As Arizona's home-school community mushroomed during the past decade, Nancy Manos knew there was no way families could keep up with the number of activities, classes and events that could help them teach their kids. So she made a way.

Manos' Happily Educating ouR Own e-mail newsletter reaches more than 900 families five days a week, most in the East Valley. Anything related to home schooling is fair game for the free e-mail, including items for sale, announcements of activities and meetings. The HERO Web site lists more long-term items as well as a business directory of HERO-reader recommended businesses.

"My idea, my vision for it, was to just create a place where people could share information that was specific to home schoolers," said Manos, who launched HERO in October 2002 as a two-page printed newsletter handed out to 29 families. A year later, 125 families were receiving the printed newsletter, which quickly wasn't making sense financially.

"It kept growing every month, so we shifted to an e-mail format and we created the Web site," said Manos, who lives in Gilbert. Less than three years after the original launch, there are 912 families on the list.

What some might see as a thankless job, Manos calls a "ministry" that she and her husband, James, "feel we can do using our gifts to help other people."

Dawna Somerville, who lives in Mesa and has home schooled for 13 years, says she signed up for HERO after meeting Nancy three years ago. She uses the daily e-mail to keep up with what is happening in the home-school community and to post her own announcements.

"I will make announcements of field trips or curriculum that I might want to look for, things of that nature," Somerville said. "I use it primarily for reading just so I can find out what is available to us out there."

Manos, who home schools her two daughters, says even though the newsletter is available to anyone, HERO is a Christian network.

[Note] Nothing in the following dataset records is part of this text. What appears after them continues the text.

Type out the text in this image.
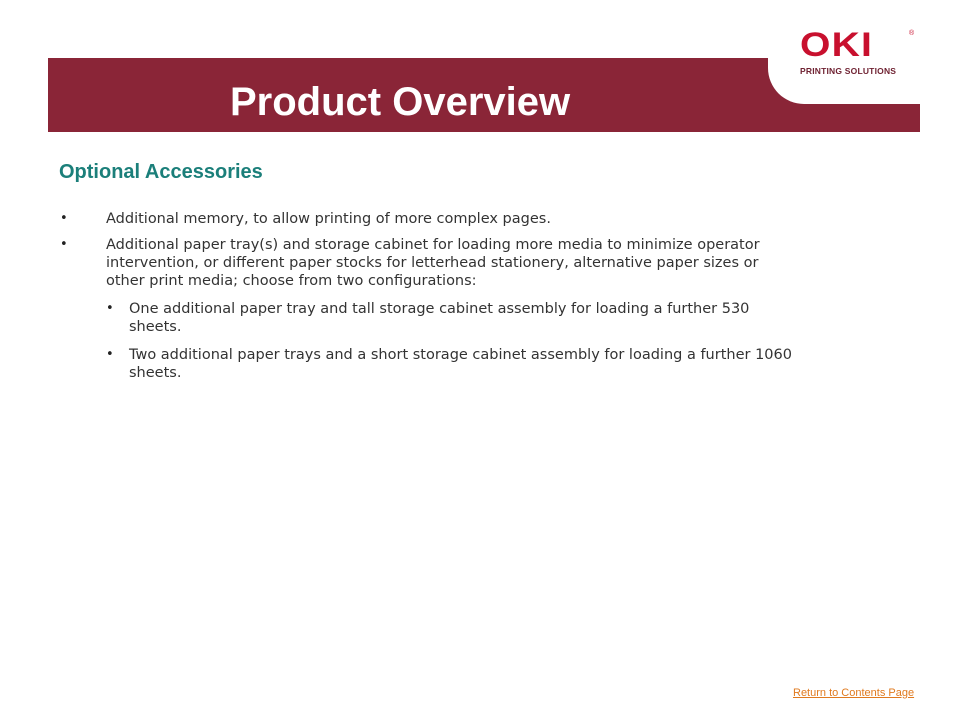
OKI	®
PRINTING SOLUTIONS
Product Overview
Optional Accessories
•	Additional memory, to allow printing of more complex pages.
•	Additional paper tray(s) and storage cabinet for loading more media to minimize operator intervention, or different paper stocks for letterhead stationery, alternative paper sizes or other print media; choose from two configurations:
•	One additional paper tray and tall storage cabinet assembly for loading a further 530 sheets.
•	Two additional paper trays and a short storage cabinet assembly for loading a further 1060 sheets.
Return to Contents Page
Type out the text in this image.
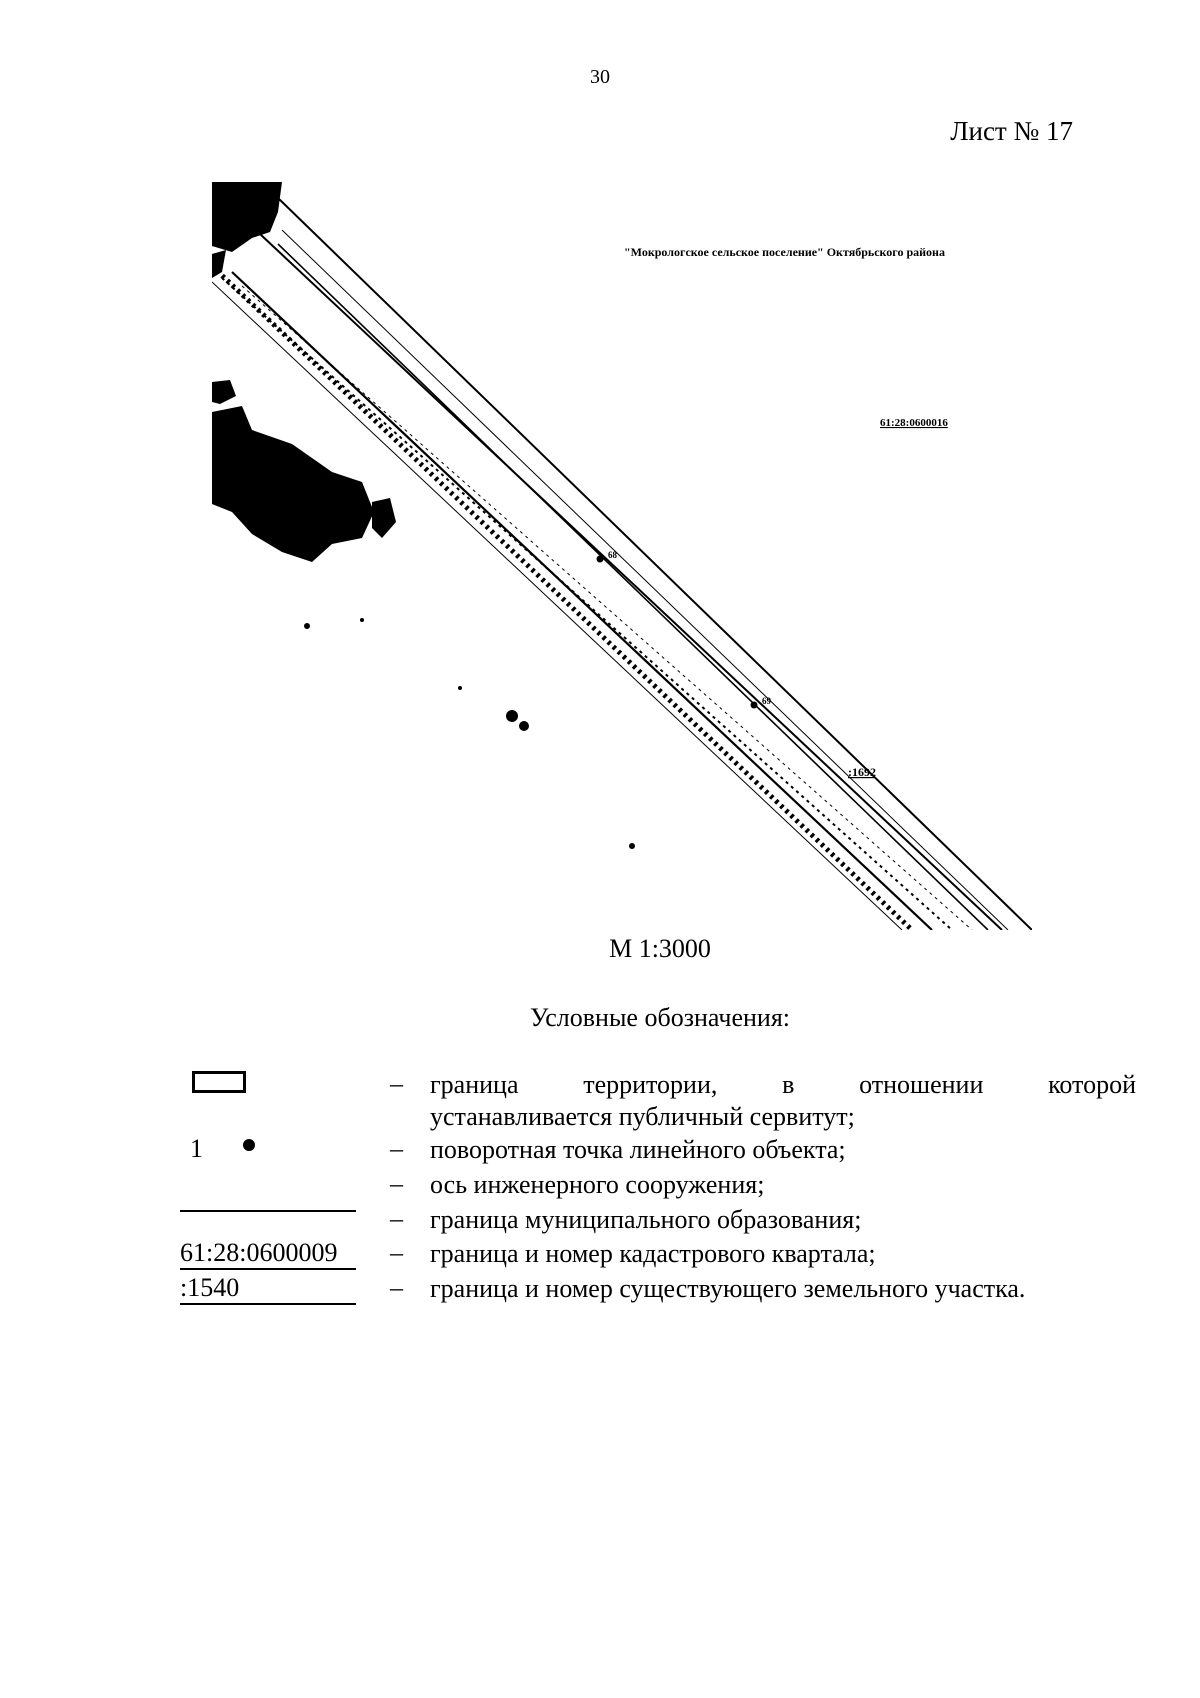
30
Лист № 17
68
69
"Мокрологское сельское поселение" Октябрьского района
61:28:0600016
:1692
М 1:3000
Условные обозначения:
– граница территории, в отношении которой
устанавливается публичный сервитут;
1	– поворотная точка линейного объекта;
– ось инженерного сооружения;
– граница муниципального образования;
61:28:0600009	– граница и номер кадастрового квартала;
:1540	– граница и номер существующего земельного участка.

Carol Shippy of Tempe, who is on the board of directors of Arizona Families for Home Education state organization with the Manoses, said HERO has become a vital part of the home-school community.

"It allows the distribution of all types of information and it facilitates a sense of community because it extends far beyond the East Valley," Shippy said. "It gives a person who is new to home schooling a way to connect with other home schoolers."

As for the woman behind the scenes, who friends describe as "a bundle of energy," "cheerful and friendly" and "a sweetheart of a lady," Manos praises her husband for all of his help. "We just want to be a blessing," Manos said. "It's an investment that we want to make."